Agonizing over the meaning of life is an unpleasant symptom of something good: a world full of questions, full of cracks, full of uncanny possibility. Existential angst is a small price to pay for freedom, and we need to be challenged by even more freedom until we learn to thrive in uncertainty.

This brings me around to my favorite political cause, the Unconditional Basic Income. I just found out that Finland is already experimenting with a basic income. It's not yet for everyone, just for the unemployed, but if they get jobs they get to keep it.
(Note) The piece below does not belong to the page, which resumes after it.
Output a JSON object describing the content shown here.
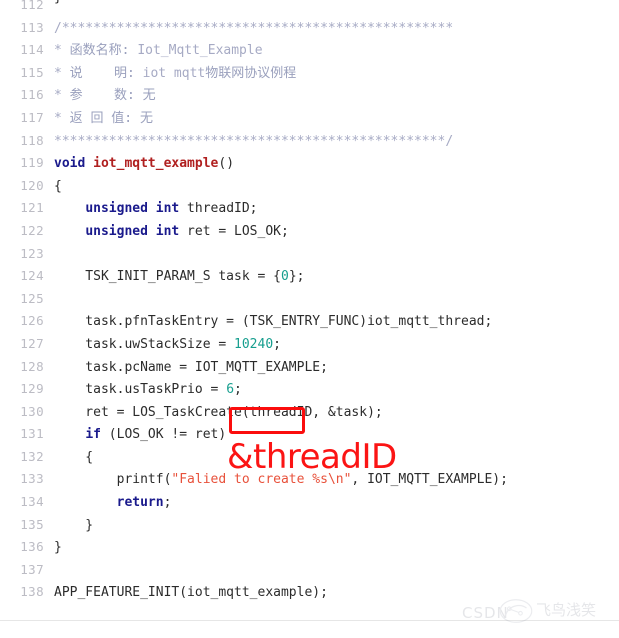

And after I mentioned Buckminster Fuller, a reader sent this quote:

We keep inventing jobs because of this false idea that everybody has to be employed at some kind of drudgery because, according to Malthusian Darwinian theory he must justify his right to exist. So we have inspectors of inspectors and people making instruments for inspectors to inspect inspectors. The true business of people should be to go back to school and think about whatever it was they were thinking about before somebody came along and told them they had to earn a living.

It also occurs to me that a UBI could make us nomadic again. Our prehistoric ancestors were constantly moving around, but then agriculture and industry forced us to settle down, and settling down geographically is linked to settling down mentally. A good book on this subject is Wandering God by Morris Berman. But as agriculture and industry get more mechanized, more of us can go full circle to the wandering life. We would just need transportation and travel housing cheap enough to fit under the basic income.